Algo le distrae. Un mensaje en el móvil. Lo mira apenas de soslayo. Pero ha
perdido el hilo. Su gesto expresa un: Disculpa, Guadalupe. Por dónde íbamos.
V
Ahora hay bullicio en la
cafetería Luna. Voces, gritos, risas
desde las mesas que están a reventar se unen al ruido estridente de los
platitos que, una vez enjuagados, caen unos sobre otros y saturan acústicamente
las canciones del equipo de música que al principio destacaban en el fondo de
la cafetería. Ellos se han aproximado. Guadalupe habla, cuenta, se explica en
un susurro y entorna los ojos. Él se muerde los labios. Participa con palabras
cortas. Sí. Vaya. Traga saliva. Bufff. Hay follón, lo que se dice follón, y da
la impresión de que en este momento, ellos están absolutamente solos en este
ruidoso mundo.
VI
De tanto ir y venir,
como si dirigiera una filarmónica, la mano ha dado de lleno en la tacita
causando el desparrame absoluto. Clinc, clanc, catacrás, al suelo. Efrén se
sofoca. Glup. Lo siento, lo siento. Se le ve el apuro en la cara. Busca
servilletas de papel para contener la riada. No, no ha sido nada. Pero
seguramente sí ha sido. Una mancha así de oscura sobre un vestido tan claro no
es algo que pase desapercibido. El camarero de la pajarita ya está ahí mismo
con un paño en la mano. Se ve que se lo veía venir y ya estaba preparado.
VII
A pesar la insistencia
de Efrén, con elocuentes expresiones de: “no, que no, que de verdad que no”; el
de la Luna ha traído otro café largo, que eso le puede pasar a cualquiera. A
partir de ahora, él se cruza de brazos, para esconder sus desmanotadas manos. Y
ella se retira un poco, por si acaso.
VIII
Oscurece en la calle de
las Olas. Se han encendido los halógenos del luminoso. Guadalupe consulta el
reloj. Huy, qué tarde. Hora de irse. Se levanta. Se alisa el vestido por
detrás. Efrén le cede el paso. Paga ella. Él se queda en segundo término. El
camarero devuelve el cambio. Una sonrisa amable, que los clientes son los
clientes, y un hasta la próxima. Fuera en la calle, empieza a soplar un viento
que se lleva volando el encantamiento que les poseía y les devuelve de un
plumazo a la realidad de aquel Sábado que termina.
IX
Efrén ha sacado unos
folios del bolsillo de la cazadora. Se los da a Guadalupe. Y le pregunta
orgulloso: “¿Qué? ¿He estado bien en el papel?”. Ella le perdona la vida con la
mirada. “De verdad, no. Has estado de pena”. Efrén se queda contrariado. Cómo
que de pena. Y ella se explica: “Mira: para empezar, él nunca habría tomado
café después de mediodía… y eso lo tenías bien explicitado en la primera
página…”. Efrén se excusa: “…bueno, ya, pero…”. Guadalupe ya no se corta:
“…además, estando conmigo, él no se distraería con el móvil”. Efrén, ahí, no tiene excusa. “Y bueno, chico, lo del
acento te lo has trabajado bastante bien… pero te doy un suspenso en la
expresión corporal… has estado más tieso que un palo, y cuando te has movido ha
sido para tirarme el café por encima”. Silencio. Ambos están en el paso de
peatones, esperando la luz verde. Efrén encoge el cuello. Apenas le sale un
hilillo de voz entrecortada, parecería que puede empezar a hacer pucheritos,
“…entonces… ¿no me darás otra oportunidad? ¿no me volverás a llamar?”. Semáforo
verde. Avanzan. Ella dice escuetamente: “No sé”. Sus caminos se bifurcan ahí.

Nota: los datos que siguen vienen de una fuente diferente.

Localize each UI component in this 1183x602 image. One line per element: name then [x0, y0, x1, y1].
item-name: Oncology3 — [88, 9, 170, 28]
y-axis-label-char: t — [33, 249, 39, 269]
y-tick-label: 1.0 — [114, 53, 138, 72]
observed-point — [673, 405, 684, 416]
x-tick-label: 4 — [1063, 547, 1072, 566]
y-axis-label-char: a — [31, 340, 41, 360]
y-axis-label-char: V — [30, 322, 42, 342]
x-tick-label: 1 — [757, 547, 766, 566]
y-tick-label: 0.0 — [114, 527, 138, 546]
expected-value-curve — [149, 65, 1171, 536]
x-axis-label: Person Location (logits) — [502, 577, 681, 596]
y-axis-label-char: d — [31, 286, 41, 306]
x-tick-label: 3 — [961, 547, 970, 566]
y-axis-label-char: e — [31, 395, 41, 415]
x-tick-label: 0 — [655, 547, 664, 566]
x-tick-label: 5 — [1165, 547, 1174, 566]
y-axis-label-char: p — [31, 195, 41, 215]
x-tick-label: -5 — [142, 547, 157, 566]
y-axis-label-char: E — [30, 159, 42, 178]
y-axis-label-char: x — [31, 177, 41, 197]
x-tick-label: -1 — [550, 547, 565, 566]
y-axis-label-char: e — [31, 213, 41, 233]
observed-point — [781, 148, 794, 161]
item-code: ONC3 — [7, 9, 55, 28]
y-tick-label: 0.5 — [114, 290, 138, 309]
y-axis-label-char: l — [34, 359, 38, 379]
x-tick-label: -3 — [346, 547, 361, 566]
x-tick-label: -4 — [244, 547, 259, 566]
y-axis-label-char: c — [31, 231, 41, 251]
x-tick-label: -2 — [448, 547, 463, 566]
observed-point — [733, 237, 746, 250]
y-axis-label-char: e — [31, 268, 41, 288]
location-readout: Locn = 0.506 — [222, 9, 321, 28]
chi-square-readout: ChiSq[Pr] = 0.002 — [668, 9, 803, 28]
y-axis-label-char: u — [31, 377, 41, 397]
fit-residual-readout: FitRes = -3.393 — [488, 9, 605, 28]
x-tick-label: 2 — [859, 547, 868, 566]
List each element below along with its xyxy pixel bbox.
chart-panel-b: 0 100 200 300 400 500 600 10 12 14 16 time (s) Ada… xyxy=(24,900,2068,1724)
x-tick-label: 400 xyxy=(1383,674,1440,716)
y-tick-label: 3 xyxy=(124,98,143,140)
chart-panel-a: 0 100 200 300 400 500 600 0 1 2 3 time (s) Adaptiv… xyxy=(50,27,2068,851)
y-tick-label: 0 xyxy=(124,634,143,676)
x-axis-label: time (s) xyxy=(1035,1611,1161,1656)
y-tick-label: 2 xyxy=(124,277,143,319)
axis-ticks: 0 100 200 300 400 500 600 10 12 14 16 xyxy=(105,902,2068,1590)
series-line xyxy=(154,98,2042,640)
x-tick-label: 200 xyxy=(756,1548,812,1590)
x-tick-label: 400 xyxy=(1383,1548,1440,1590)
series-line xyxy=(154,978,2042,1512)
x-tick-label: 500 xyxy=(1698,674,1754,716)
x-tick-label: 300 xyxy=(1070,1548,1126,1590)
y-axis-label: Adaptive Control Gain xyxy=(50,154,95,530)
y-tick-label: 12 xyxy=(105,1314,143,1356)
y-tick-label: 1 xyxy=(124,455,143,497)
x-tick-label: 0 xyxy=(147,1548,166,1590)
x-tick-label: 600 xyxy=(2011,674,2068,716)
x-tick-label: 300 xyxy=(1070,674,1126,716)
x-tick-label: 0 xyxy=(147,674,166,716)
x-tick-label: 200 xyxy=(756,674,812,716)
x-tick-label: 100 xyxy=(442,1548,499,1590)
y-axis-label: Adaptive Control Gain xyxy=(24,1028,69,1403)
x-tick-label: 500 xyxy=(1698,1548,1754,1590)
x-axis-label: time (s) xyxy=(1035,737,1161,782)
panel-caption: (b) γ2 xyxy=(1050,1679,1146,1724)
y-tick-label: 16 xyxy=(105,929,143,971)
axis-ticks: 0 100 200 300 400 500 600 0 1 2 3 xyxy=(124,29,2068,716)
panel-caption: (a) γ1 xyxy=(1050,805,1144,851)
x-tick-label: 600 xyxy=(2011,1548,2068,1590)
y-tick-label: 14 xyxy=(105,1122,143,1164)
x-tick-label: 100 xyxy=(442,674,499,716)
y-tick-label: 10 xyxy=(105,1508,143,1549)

Más silencio. Con la de gente que pasaba hace un buen rato, ahora no queda un
alma. “Guadalupe”, le dice él, “yo, a diferencia de ese capullo, te hubiera dicho
que SÍ”. Ella encaja la frase como si no la oyera. Gira la cabeza y empieza a
andar y no dice ni adiós. Seguirá sin entender por qué él se fue por mil veces
que intente reconstruir aquel episodio. Efrén se queda quieto como una estatua
mientras ella se aleja. Al tiempo, a Guadalupe le viene a la memoria ese final
de la canción de la tarde, con coro incluido, in crescendo: “un segundo, y
después, tú a lo tuyo y yo también, como siempre, igual que aquella veeeez”.